Unterstützt vom Bund, setzen die Institute voll auf «Blended Learning», die Kombination von Kontakt- und Onlineunterricht. Dazu wurden in den letzten Jahren virtuelle Lernplattformen aufgebaut, auf denen sich Dozierende und Studierende zusätzlich zum physischen Unterricht bewegen. Die Onlinetools reichen von Dokumentenablagen und Lernjournalen über Diskussionsforen bis zu Tests und Videokursen. Im Gegensatz zu den MOOCs sind die Kurse nicht für ein Massenpublikum konzipiert, sondern richten sich an eingeschriebene Studierende. Die Nutzung hängt stark von den einzelnen Fakultäten und Dozierenden und deren Affinität fürs E-Learning ab.

Was bringt die Zukunft? Die MOOC- und E-Learning-Landschaft wird sich punkto Standards, Qualität und Validierung wohl bald professionalisieren. Auch wenn sich das MOOC-Thema «Kostenlose Klassen für die Massen» kurzfristig punkto CV-Fähigkeit als Hype erweisen sollte, strahlt es auf klassische Bildungsstätten aus: Diese werden das Thema Online-Learning weiter forcieren.

In Bezug auf Geschäftsmodelle arbeiten Organisationen wie Coursera daran, dass zum Abschluss eines MOOC Credits gegen Bezahlung erworben werden können.

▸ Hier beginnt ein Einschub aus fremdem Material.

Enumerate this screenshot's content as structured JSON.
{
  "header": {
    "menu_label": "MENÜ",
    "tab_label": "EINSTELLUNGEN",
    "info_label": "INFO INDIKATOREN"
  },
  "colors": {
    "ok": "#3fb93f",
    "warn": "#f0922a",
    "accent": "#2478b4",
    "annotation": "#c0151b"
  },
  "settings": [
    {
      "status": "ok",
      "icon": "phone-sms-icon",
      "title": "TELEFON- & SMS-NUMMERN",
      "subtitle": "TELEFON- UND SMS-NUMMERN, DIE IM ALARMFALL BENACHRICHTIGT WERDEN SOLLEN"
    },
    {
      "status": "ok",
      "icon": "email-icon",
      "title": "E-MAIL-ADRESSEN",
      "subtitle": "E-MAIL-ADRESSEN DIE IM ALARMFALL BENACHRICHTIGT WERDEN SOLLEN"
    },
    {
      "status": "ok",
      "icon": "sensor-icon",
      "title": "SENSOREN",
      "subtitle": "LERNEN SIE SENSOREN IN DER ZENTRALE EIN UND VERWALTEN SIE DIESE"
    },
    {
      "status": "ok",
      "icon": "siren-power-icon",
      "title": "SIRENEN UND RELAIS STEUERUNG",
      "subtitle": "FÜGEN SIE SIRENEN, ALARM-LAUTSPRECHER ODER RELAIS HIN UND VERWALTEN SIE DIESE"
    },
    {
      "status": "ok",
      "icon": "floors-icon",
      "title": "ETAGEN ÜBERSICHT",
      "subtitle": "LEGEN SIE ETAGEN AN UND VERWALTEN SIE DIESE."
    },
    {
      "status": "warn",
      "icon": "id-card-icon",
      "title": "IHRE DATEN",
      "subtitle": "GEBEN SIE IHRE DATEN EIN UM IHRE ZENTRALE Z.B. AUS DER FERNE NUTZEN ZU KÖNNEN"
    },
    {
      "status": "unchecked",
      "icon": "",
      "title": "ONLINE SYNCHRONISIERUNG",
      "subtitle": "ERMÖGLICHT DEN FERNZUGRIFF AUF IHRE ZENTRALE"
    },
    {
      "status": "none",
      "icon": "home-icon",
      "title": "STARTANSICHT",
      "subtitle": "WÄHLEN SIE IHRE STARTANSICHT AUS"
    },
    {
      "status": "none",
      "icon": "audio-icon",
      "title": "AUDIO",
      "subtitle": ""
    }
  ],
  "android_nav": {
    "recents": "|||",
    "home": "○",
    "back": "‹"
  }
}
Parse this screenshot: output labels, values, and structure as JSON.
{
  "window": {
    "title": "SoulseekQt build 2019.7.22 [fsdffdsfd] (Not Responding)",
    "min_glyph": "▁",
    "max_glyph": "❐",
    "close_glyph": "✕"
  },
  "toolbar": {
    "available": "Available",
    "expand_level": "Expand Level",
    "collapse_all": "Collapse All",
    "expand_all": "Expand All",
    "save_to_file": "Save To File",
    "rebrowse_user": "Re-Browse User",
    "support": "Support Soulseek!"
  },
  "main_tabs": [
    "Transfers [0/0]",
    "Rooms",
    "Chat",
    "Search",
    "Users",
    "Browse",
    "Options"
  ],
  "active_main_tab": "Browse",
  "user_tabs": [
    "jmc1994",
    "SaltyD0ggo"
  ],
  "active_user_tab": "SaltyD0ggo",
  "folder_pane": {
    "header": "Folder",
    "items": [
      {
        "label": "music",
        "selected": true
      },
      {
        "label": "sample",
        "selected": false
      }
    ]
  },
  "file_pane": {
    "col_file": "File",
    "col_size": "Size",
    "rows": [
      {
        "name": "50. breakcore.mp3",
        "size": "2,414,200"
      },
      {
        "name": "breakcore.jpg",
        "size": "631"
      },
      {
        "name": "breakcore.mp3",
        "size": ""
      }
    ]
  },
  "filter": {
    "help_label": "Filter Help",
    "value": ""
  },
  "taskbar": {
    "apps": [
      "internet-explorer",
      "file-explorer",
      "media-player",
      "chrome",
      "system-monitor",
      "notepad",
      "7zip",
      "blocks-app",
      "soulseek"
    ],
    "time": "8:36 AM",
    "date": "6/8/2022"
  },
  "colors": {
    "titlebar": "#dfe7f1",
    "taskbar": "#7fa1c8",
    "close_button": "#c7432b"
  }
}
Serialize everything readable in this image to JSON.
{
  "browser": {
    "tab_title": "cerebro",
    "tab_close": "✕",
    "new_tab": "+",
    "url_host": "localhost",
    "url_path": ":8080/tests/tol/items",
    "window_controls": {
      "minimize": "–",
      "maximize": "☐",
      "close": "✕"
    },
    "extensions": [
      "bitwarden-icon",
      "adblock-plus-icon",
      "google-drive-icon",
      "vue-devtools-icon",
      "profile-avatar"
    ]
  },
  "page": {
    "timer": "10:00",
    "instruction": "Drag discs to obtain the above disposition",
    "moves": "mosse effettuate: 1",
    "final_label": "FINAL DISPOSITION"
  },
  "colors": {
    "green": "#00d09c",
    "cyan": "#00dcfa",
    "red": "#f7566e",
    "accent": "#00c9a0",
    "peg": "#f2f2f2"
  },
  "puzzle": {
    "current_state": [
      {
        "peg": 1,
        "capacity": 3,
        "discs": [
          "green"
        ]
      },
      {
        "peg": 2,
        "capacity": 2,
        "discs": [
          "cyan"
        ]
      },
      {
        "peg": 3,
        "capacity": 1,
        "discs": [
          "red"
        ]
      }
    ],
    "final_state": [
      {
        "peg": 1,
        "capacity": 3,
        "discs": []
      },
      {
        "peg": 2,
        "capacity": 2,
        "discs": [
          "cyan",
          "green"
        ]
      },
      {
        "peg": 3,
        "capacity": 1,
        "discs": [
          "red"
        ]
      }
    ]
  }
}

Tim Kaltenborn sieht zudem Marketing-Möglichkeiten für Firmen: «Indem sie eigene Filme als Case Studies zur Verfügung stellen – und sich so innerhalb eines Online-Lehrgangs selber als attraktive Marken oder Arbeitgeber zeigen können.» Es könnten sich auch Chancen ergeben für Unis, die sich in globalen Rankings messen und versuchen, an die weltweit besten Talente zu kommen: «Im zunehmenden Wettbewerb in der Hochschullandschaft können MOOCs helfen, ausländische Studenten zu akquirieren. Inspirierende Professoren, die etwa in China oder im Mittleren Osten bei Studenten sehr gefragt sind, können eine Schaufensterwirkung entfalten.»

Auch Max Meister, der sich vor zwei Jahren die noch rudimentäre Stanford-Präsentation anschaute, denkt das Thema Online-Learning weiter. Mit seiner neuen Firma Diplomero will er Bildungsinstituten eine eigens programmierte Software und Studios zur Verfügung stellen, damit diese ihre Weiterbildungsbeiträge effizient drehen können. Offenbar ein Markt mit Potenzial, hat er gelernt: «Bereits stehen wir mit mehreren Interessenten in Verhandlung für eine Zusammenarbeit.»